The work of Vaquero et al. [
29] is perhaps the most relevant to our own with TAPER. They propose a system of iterative vertex swapping to adapt to graph changes over time (e.g. vertex additions and removals). This is highly effective at maintaining a good partitioning over time,
w.r.t min edge-cut. However,
because the system optimises for min edge-cut, it does not consider the heterogeneity of a graph, or that of its query workload. Thus the work we present here could complement that of Vaquero et al: they consider changes to the graph whilst we consider changes to its workload.
Not only are all these systems [
3,
22,
25,
29‐
31] focused on different types of workload than we are with
TAPER, but in an online setting, workload summaries which directly measure individual edge traversals [
3,
25,
30] are vulnerable to overfitting. Path queries in particular are often only executed over a subset of the graph, i.e. find
Post connected to
Person
a. If this subset changes (e.g. to
Person
j) then such a granular workload summary would be inaccurate. By considering instead the vertex labels in a workload’s queries and the graph structure local to a given edge
e,
TAPER is able to predict
e’s traversal probability even when it has not yet been traversed.

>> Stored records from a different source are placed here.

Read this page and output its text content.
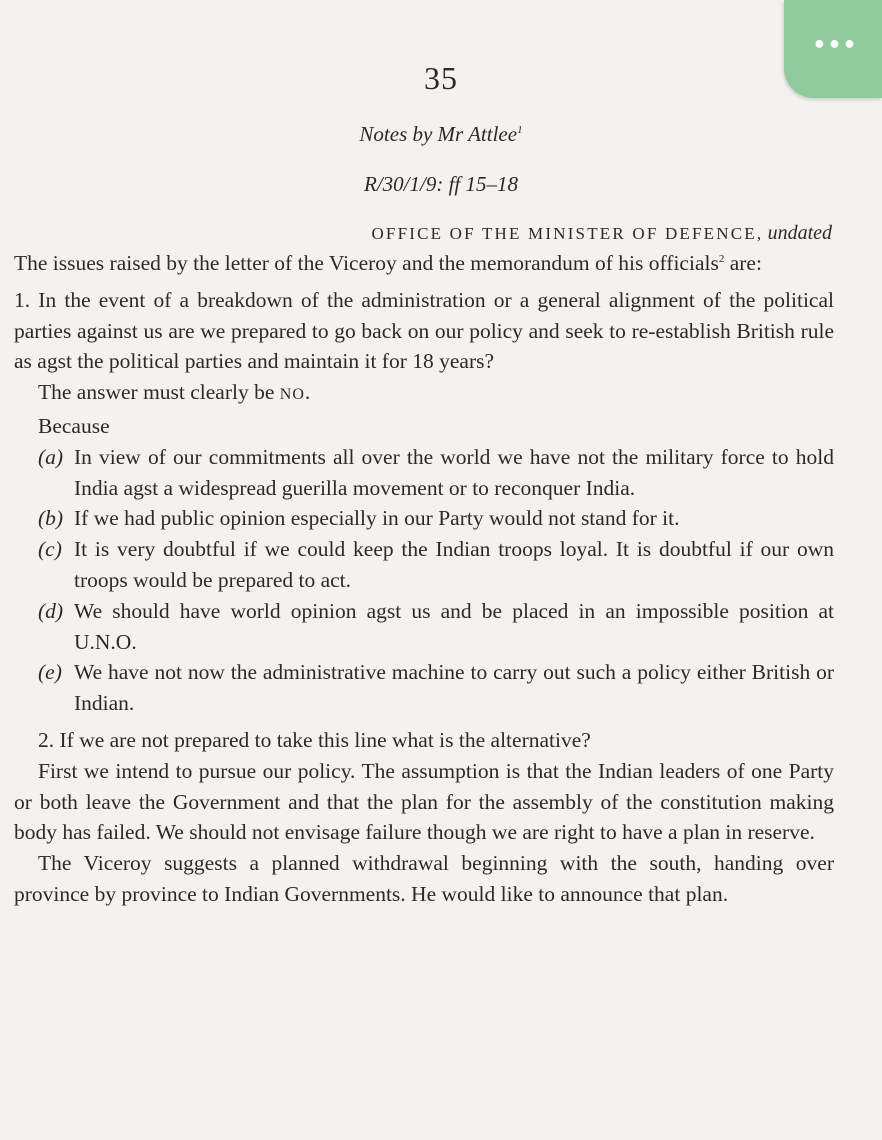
•••
35
Notes by Mr Attlee$^1$
R/30/1/9: ff 15–18
OFFICE OF THE MINISTER OF DEFENCE, undated

The issues raised by the letter of the Viceroy and the memorandum of his officials$^2$ are:

1. In the event of a breakdown of the administration or a general alignment of the political parties against us are we prepared to go back on our policy and seek to re-establish British rule as agst the political parties and maintain it for 18 years?

The answer must clearly be NO.

Because

(a) In view of our commitments all over the world we have not the military force to hold India agst a widespread guerilla movement or to reconquer India.
(b) If we had public opinion especially in our Party would not stand for it.
(c) It is very doubtful if we could keep the Indian troops loyal. It is doubtful if our own troops would be prepared to act.
(d) We should have world opinion agst us and be placed in an impossible position at U.N.O.
(e) We have not now the administrative machine to carry out such a policy either British or Indian.

2. If we are not prepared to take this line what is the alternative?

First we intend to pursue our policy. The assumption is that the Indian leaders of one Party or both leave the Government and that the plan for the assembly of the constitution making body has failed. We should not envisage failure though we are right to have a plan in reserve.

The Viceroy suggests a planned withdrawal beginning with the south, handing over province by province to Indian Governments. He would like to announce that plan.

Further prior work has focused on exploiting statistical properties of a query workload, to efficiently manage graph data through replication [
18,
21,
32]. Whilst [
18,
21] focus on 1-hop queries over social networks, Yang et al. [
32] propose algorithms to efficiently analyse general online query workloads and to dynamically replicate “hotspots” (cross partition clusters of vertices that are being frequently traversed), thereby temporarily dissipating network load. Whilst highly effective at dealing with unbalanced query workloads, Yang et al. focus solely upon the replication of vertices and edges using temporary
secondary partitions. They do not improve upon the initial partitioning, nor do they consider workload characteristics when producing it. This can result in replication mechanisms doing far more work than is necessary over time, adversely affecting the performance of a system. As a result, the enhancement techniques we present here would also complement many workload aware replication approaches, such as that proposed by Yang et al.